20/02/2010

L'architecte cantonal, patron de l'urbanisme ou "acteur culturel" ?

 

 

C’est évidemment le fruit d’une coïncidence amusante mais elle mérite d’être soulignée. La décision prise par le Conseil d’Etat de concrétiser enfin la loi de 1995 instituant la fonction d’architecte cantonal, a été publiée deux jours après que les deux principaux quotidiens genevois ont consacré chacun un long et élogieux article au sujet des deux principales concurrentes de Genève, Lyon et Zurich.

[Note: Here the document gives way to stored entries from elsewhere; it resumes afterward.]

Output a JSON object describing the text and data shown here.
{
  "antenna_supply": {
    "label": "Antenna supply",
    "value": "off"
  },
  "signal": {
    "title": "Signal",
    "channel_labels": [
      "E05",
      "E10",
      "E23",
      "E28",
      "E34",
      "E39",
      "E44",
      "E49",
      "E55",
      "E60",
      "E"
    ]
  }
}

Sous le titre « Zurich, la bâtisseuse forcenée » Le Temps du 16 févier décrivait le nombre impressionnant des nombreux et importants chantiers qui donnent à Zurich « des airs du Berlin des années 1990 avec des projets privés et publics mammouths ». Des chantiers qui, rapporte la journaliste Anne Fournier, « sont le résultat d’une stratégie politique tissée avec patience. Le dynamisme a suivi. Oubliés les élans anti-construction qui dans les années 1989-1999 faisaient que tout projet immobilier d’importance paraissait suspect ».

Le même jour la Tribune de Genève, pour sa part, titrait que « Lyon récolte les fruits de ses grands projets urbains ». Avec un clin d’œil non dissimulé aux autorités genevoises Christian Bernet indiquait dans son article que « Lyon tenait à faire le point sur les projets urbains que notre grande voisine a lancés. Il faut dire que Lyon a autre chose à montrer que des projets sur papier. D’énormes chantiers, poursuivait-il, s’ouvrent un peu partout, des quartiers entiers surgissent et la ville peut se réjouir de l’audace qu’elle a eue de faire appel à de grands noms de l’architecture ». Le nouveau quartier de Confluence, imaginé dès 1995, est l’élément phare de cette énorme transformation urbaine et la deuxième partie de cet aménagement a été confiée aux architectes bâlois Herzog et de Meuron.

Ces deux articles mettent bien en lumière les enjeux qui conditionnent l’avenir de Genève. Notre canton doit absolument s’extraire de sa paralysie et de ses blocages en matière d’urbanisme. Le ou la futur(e) architecte cantonal(e) pourrait grandement contribuer à la renaissance attendue. Encore faut-il que Genève se redonne une vraie gouvernance, que nos autorités retrouvent l’ambition et le volontarisme qui les caractérisaient dans les années 1950-1970 et que la personne désignée à la nouvelle fonction, contrairement à ce qui semble se dessiner, soit considérée autrement par le Conseil d’Etat que comme « un acteur culturel » et comme l’assistant du chef du DCTI.